The Test Builder Pattern

by Chris

Today I’m going to write about a design pattern I’ve been using heavily in unit testing, both in java and javascript: a test builder class.

This pattern helps make your test classes much more tidy and readable by centralising the logic for mocking and other setup, while keeping it flexible enough that it can be used consistently for all your tests.

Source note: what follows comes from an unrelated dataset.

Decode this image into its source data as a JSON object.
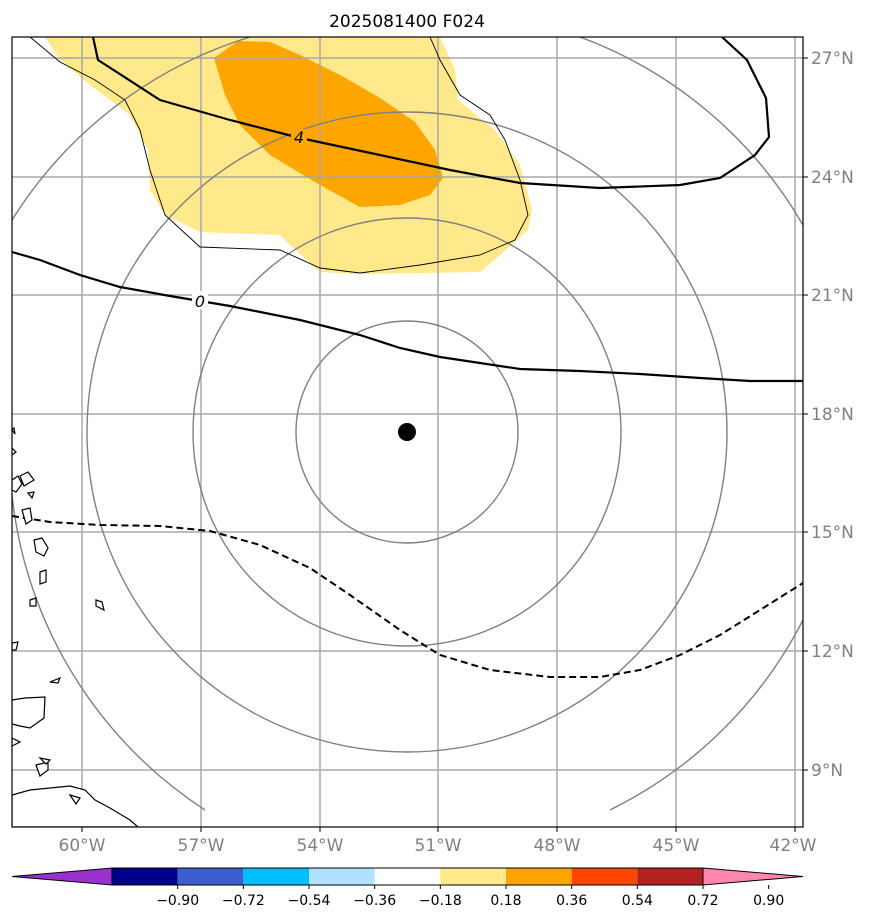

A very simple example in Java with junit 5 and Mockito:


class FooTest {

    @Test
    @DisplayName("Should format a count of 2 correctly")
    void countOfTwo() {
        // Arrange
        Foo target = new FooTestBuilder().setBarCount(2).build();

        // Act
        String result = target.howMany();

        // Assert
        assertEquals("There are 2.", result);
    }

}

class FooTestBuilder {

    BarService mockBarService = Mockito.mock(BarService.class);

    public FooTestBuilder setBarCount(Integer count) {
        Mockito.when(mockBarService.count()).thenReturn(count);
        return this;
    }

    public Foo build() {
        return new Foo(mockBarService);
    }

}

Here our class under test is Foo, which relies on the BarService, provided to the class by dependency injection in the constructor. Since many of our tests will require mocking the dependencies of Foo, we can use the builder to abstract away the details from the individual tests.

Obviously this example is simple and the mocking here can easily be done as part of the test, but in more realistic scenarios where your class under test will have more dependencies, each with more methods, the flexibility of this setup is very valuable.

You can also provide setter methods, in addition, with a simple method like:

    public FooTestBuilder setBarService(BarService barService) {
        this.mockBarService = barService;
        return this;
    }

In this way you can still have your mock configured by the builder, but you can provide the reference yourself in your test, to enable verification of the called methods. This becomes valuable especially when your dependencies aren’t particularly easy to mock, with static methods or objects that aren’t injected (in Java I’d use PowerMock methods like mockStatic() and whenNew() to overcome these issues).

Additionally, this pattern (like builders in general) is very extensible - when there’s a new dependency for Foo, adding it to the builder once will fix all our tests.

It’s also very valuable for making tests easy to maintain as you refactor your classes, by abstracting the dependency structure of your class away from individual tests.

In the last few months I’ve found myself using this pattern for unit testing of almost all complex classes - and for abstracting away messy setup like Angular TestBed and Powermock, I’ve found it works extremely well.